When Kennedy Odede was a kid, he lived on the streets of a slum in Kenya.
He'd grown up in tough circumstances. His stepfather was violent. There wasn't enough food to go around. He wasn't sent to school. A friend convinced him he'd do better out on his own. He'd have his freedom, he'd be able to find his own food.
So when he was around 10, Kennedy left home. His new world was a world of violence. He was caught up in gang fights. He remembers being stabbed in the arm: "I still have the scar," he says.
Then one day, when he was 12 or so, he met Martin Luther King Jr. — on the pages of a book that an older friend at a community center gave him.
"I was looking for hope in my life," says Kennedy, who's now in his early 30s. "When I read the story of Dr. King, it was a powerful story. Dr. King gave me a reason to believe you can change your own life and change your own community. His idea is that you don't have to wait. Anyone's path can change. For me that was really powerful."
On the eve of Martin Luther King Jr. Day, we talked to Kennedy Odede from Kenya, where he started a nonprofit called Shining Hope for Communities. It runs a free primary school for girls and helps youth find jobs. (And in case you're wondering, his name is an homage to John F. Kennedy: Odede was born a breach baby but survived, which his parents took as a sign he'd be a leader, "so I had to get a leadership name," he says.)
The interview has been edited for length and clarity.
What struck you about Dr. King's life?
The world was full of hatred at that time in America. But he didn't allow darkness to conquer his life. He looked for light, he looked for hope. I admire people who, because of circumstances, could turn out to be negative and yet turned out for peace, to fight for justice.
Violence was part of your life on the streets.

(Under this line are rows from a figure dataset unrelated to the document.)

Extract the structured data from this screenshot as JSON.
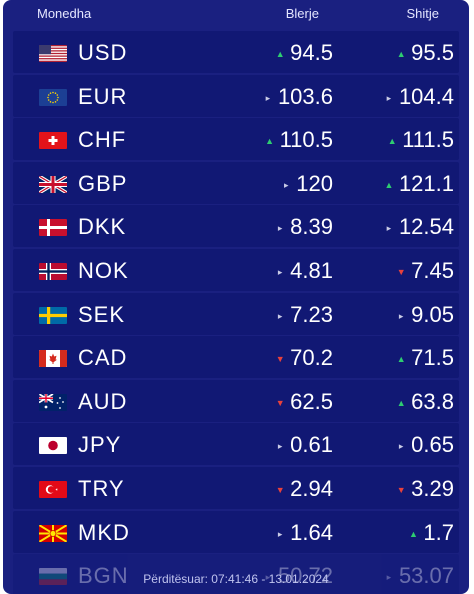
{
  "header": {
    "currency": "Monedha",
    "buy": "Blerje",
    "sell": "Shitje"
  },
  "rows": [
    {
      "code": "USD",
      "flag": "us-flag",
      "buy": "94.5",
      "buy_trend": "up",
      "sell": "95.5",
      "sell_trend": "up"
    },
    {
      "code": "EUR",
      "flag": "eu-flag",
      "buy": "103.6",
      "buy_trend": "neutral",
      "sell": "104.4",
      "sell_trend": "neutral"
    },
    {
      "code": "CHF",
      "flag": "ch-flag",
      "buy": "110.5",
      "buy_trend": "up",
      "sell": "111.5",
      "sell_trend": "up"
    },
    {
      "code": "GBP",
      "flag": "gb-flag",
      "buy": "120",
      "buy_trend": "neutral",
      "sell": "121.1",
      "sell_trend": "up"
    },
    {
      "code": "DKK",
      "flag": "dk-flag",
      "buy": "8.39",
      "buy_trend": "neutral",
      "sell": "12.54",
      "sell_trend": "neutral"
    },
    {
      "code": "NOK",
      "flag": "no-flag",
      "buy": "4.81",
      "buy_trend": "neutral",
      "sell": "7.45",
      "sell_trend": "down"
    },
    {
      "code": "SEK",
      "flag": "se-flag",
      "buy": "7.23",
      "buy_trend": "neutral",
      "sell": "9.05",
      "sell_trend": "neutral"
    },
    {
      "code": "CAD",
      "flag": "ca-flag",
      "buy": "70.2",
      "buy_trend": "down",
      "sell": "71.5",
      "sell_trend": "up"
    },
    {
      "code": "AUD",
      "flag": "au-flag",
      "buy": "62.5",
      "buy_trend": "down",
      "sell": "63.8",
      "sell_trend": "up"
    },
    {
      "code": "JPY",
      "flag": "jp-flag",
      "buy": "0.61",
      "buy_trend": "neutral",
      "sell": "0.65",
      "sell_trend": "neutral"
    },
    {
      "code": "TRY",
      "flag": "tr-flag",
      "buy": "2.94",
      "buy_trend": "down",
      "sell": "3.29",
      "sell_trend": "down"
    },
    {
      "code": "MKD",
      "flag": "mk-flag",
      "buy": "1.64",
      "buy_trend": "neutral",
      "sell": "1.7",
      "sell_trend": "up"
    },
    {
      "code": "BGN",
      "flag": "bg-flag",
      "buy": "50.72",
      "buy_trend": "neutral",
      "sell": "53.07",
      "sell_trend": "neutral"
    }
  ],
  "footer": {
    "updated": "Përditësuar: 07:41:46 - 13.01.2024"
  },
  "colors": {
    "panel": "#1a2080",
    "row": "#111874",
    "up": "#2ecc71",
    "down": "#e8413c"
  }
}
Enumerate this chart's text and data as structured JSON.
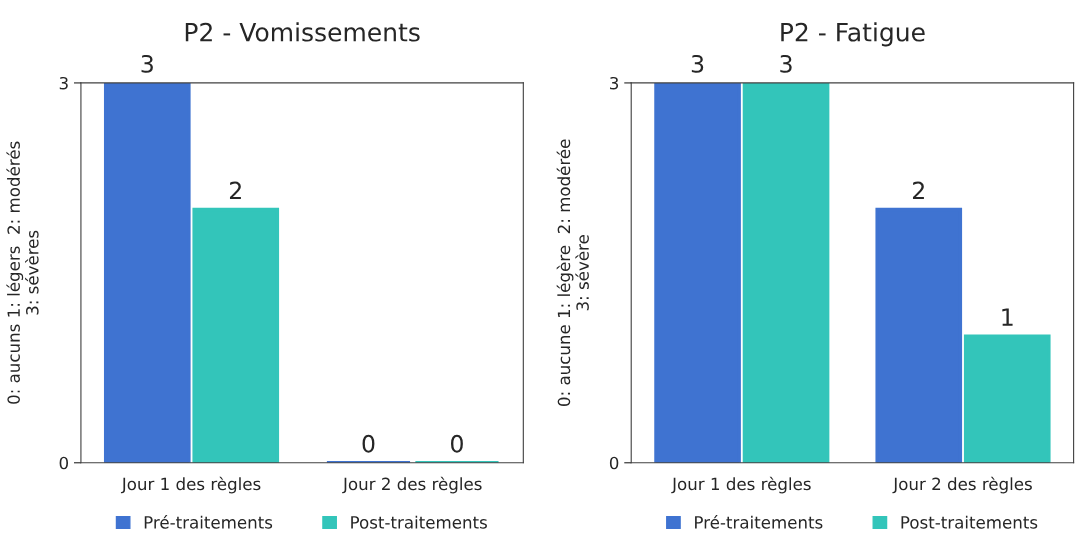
{
  "chart_data": [
    {
      "type": "bar",
      "title": "P2 - Vomissements",
      "ylabel": "0: aucuns 1: légers  2: modérés\n3: sévères",
      "categories": [
        "Jour 1 des règles",
        "Jour 2 des règles"
      ],
      "series": [
        {
          "name": "Pré-traitements",
          "color": "#3f73d1",
          "values": [
            3,
            0
          ]
        },
        {
          "name": "Post-traitements",
          "color": "#33c5ba",
          "values": [
            2,
            0
          ]
        }
      ],
      "ylim": [
        0,
        3
      ],
      "yticks": [
        0,
        3
      ],
      "data_labels": true,
      "legend": "bottom",
      "grid": false
    },
    {
      "type": "bar",
      "title": "P2 - Fatigue",
      "ylabel": "0: aucune 1: légère  2: modérée\n3: sévère",
      "categories": [
        "Jour 1 des règles",
        "Jour 2 des règles"
      ],
      "series": [
        {
          "name": "Pré-traitements",
          "color": "#3f73d1",
          "values": [
            3,
            2
          ]
        },
        {
          "name": "Post-traitements",
          "color": "#33c5ba",
          "values": [
            3,
            1
          ]
        }
      ],
      "ylim": [
        0,
        3
      ],
      "yticks": [
        0,
        3
      ],
      "data_labels": true,
      "legend": "bottom",
      "grid": false
    }
  ]
}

When I read about nonviolence, the lesson for me is that violence cannot solve problems, you know what I mean? Nonviolence is a powerful weapon. I was used to having to fight back, but when you're nonviolent, it gives you peace of mind. I work in the slums now with young people. I go to tough neighborhoods and tell them my story and Dr. King's story.
What's their reaction to the idea of nonviolence?
People say nonviolence is a sign of weakness.
What do you tell them?
In my community there used to be a lot of men beating their wives. I tell people, they are the weakest men. I tell them, if you are strong, you don't have to shoot. The weak people are violent. Peace is the most powerful tool to conquer your enemies. It confuses them. They are trying to make you be violent, and if you don't react with violence, you've already won because you didn't do what they want you to do.
So what should you do if someone attacks you on the street to rob you?
Ask the person, what do you want, do you want my phone? I believe you have to defend yourself, make sure nobody hits you, but I don't think you can attack somebody because they snatch something from you. I see my friends who are killed when someone tries to snatch something and they fight back.
Does Dr. King's story have meaning to the youth of Kenya today?
People say, "Dr. King is old school, from the 1960s, we don't need him now, we have to move on." I think we need him more than ever. There's a lot of violence in the world, and for me, violence doesn't just mean you assault the other person's body, it's also what comes out of your mouth. Words that bring hatred — for me that's violence. Dr. King didn't divide. He wanted to listen. It's a time to listen more and speak less.
Do you have a favorite Dr. King quote?
"Everybody can be great. Because anybody can serve. You don't have to have a college degree to serve. You don't have to make your subject and verb agree to serve .... You only need a heart full of grace. A soul generated by love."